Tuesday, May 22, 2012

Perry G. Mehling — Maynard's Revenge: A Review

Lance Taylor, Maynard’s Revenge: The Collapse of Free Market Macroeconomics (Harvard 2010).

The central theme of the book is that Keynes and his fellow travelers or “OId Believers” (another pregnant image), were “correct about how to do macroeconomics”, which is to say they were methodologically on the right track. The biggest thing they were right about was the importance of blending both history and equilibrium or “thinking in historical and logical time” (as Joan Robinson put it). The reason this is so important is that the economy itself is a constantly changing and evolving entity, which means that individuals face epistemic problems of uncertainty, not just risk. In a world like that, historico-institutional methods provide a kind of knowledge that mathematico-statistical methods simply cannot, knowledge to inform individual decisions but also social policy.

Concretely, the way Keynes blended the two methodological approaches was by building his theoretical structure on the solid foundation of the National Income and Product Accounts, whose development he played some role in stimulating.
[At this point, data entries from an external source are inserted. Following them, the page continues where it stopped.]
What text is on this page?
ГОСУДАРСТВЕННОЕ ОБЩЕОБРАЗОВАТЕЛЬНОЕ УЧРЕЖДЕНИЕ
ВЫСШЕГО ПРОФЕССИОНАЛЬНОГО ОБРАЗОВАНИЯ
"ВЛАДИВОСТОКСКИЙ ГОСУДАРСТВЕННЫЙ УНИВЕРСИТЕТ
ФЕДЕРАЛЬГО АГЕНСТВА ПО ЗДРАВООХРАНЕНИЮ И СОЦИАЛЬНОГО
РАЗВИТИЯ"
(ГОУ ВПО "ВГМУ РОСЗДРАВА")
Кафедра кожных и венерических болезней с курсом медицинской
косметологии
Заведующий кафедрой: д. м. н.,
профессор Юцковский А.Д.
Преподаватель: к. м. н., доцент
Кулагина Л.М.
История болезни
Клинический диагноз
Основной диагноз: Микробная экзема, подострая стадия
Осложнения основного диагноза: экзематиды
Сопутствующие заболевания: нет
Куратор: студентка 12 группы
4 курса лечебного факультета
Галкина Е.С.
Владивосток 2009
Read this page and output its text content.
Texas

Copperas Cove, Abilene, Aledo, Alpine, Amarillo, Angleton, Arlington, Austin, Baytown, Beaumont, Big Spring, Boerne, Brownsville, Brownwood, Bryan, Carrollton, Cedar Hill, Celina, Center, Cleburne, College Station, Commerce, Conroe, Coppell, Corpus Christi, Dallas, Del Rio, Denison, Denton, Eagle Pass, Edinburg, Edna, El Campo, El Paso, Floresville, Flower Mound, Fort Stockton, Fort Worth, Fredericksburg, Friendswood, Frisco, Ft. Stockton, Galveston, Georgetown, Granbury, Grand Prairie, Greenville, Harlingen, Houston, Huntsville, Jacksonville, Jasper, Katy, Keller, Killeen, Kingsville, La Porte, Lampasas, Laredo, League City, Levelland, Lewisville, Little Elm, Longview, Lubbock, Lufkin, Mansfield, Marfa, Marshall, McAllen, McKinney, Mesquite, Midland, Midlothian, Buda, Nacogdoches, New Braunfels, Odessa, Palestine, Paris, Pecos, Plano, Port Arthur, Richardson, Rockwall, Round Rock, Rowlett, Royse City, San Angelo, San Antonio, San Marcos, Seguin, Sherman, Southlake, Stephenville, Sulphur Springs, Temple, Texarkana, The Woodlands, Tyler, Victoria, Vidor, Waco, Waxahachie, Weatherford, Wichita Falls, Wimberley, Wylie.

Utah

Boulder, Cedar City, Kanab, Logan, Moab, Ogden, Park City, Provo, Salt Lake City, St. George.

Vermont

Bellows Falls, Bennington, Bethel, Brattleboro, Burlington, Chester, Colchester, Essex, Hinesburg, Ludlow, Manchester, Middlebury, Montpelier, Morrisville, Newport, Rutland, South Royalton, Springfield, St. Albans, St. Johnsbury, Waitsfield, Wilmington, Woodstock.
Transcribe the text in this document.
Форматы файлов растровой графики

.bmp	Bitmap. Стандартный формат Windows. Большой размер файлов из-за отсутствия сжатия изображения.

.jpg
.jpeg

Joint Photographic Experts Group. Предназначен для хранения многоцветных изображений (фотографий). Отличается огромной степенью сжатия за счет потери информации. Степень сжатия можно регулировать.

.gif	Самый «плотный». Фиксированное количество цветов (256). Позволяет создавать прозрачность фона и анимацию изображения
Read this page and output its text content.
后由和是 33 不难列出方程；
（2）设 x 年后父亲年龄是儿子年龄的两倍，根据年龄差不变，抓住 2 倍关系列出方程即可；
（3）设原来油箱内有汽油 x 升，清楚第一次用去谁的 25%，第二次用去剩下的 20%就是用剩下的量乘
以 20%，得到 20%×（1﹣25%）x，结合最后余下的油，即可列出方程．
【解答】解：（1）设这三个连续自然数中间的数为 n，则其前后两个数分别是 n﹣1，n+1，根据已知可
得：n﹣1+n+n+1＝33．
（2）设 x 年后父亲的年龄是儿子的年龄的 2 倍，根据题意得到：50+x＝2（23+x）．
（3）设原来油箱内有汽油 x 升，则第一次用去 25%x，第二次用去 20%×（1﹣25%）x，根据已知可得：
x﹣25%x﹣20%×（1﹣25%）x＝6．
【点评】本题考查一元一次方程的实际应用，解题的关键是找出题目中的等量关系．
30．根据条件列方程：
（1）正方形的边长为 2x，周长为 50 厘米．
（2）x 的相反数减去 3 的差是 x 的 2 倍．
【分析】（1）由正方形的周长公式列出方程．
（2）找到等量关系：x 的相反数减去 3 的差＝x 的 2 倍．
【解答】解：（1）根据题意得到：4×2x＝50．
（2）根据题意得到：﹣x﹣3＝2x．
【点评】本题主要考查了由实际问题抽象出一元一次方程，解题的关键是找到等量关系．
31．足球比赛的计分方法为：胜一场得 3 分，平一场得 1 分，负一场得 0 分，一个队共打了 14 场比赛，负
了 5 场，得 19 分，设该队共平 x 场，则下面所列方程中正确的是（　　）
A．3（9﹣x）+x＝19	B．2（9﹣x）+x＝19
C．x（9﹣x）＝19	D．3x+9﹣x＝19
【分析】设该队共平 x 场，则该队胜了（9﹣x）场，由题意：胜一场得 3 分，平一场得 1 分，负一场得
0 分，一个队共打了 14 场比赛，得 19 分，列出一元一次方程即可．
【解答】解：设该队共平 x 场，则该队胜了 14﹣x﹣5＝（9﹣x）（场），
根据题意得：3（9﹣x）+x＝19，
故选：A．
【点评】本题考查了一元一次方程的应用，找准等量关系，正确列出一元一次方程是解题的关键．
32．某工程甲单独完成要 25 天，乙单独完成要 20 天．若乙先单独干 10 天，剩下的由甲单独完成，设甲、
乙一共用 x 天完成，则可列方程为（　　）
The accounting framework gives us a picture of the economy as a whole, and macroeconomic theories are essentially about how various elements of that accounting framework fit together, in a system of mutual causation. Keynes little pamphlet “How to Pay for the War” is perhaps the epitome of this kind of approach.
Read the rest at The Money View
Maynard's Revenge: A Review
by Perry G. Mehling | Perry G. Mehrling, Professor of Economics at Barnard

Keynes did what used to be called "political economy" rather than economics formalized to look like a science, for which mainstream economists criticize both him and that approach, which has fallen into disfavor. However, Post Keynesians both predicted the impending crisis and have offered concrete plans for resolving it, while mainstream economists missed it and have been unable to meet the challenge of reversing the ensuing disaster. Go figure. Maybe something amiss with the mainstream approach that suggests revisiting political economy?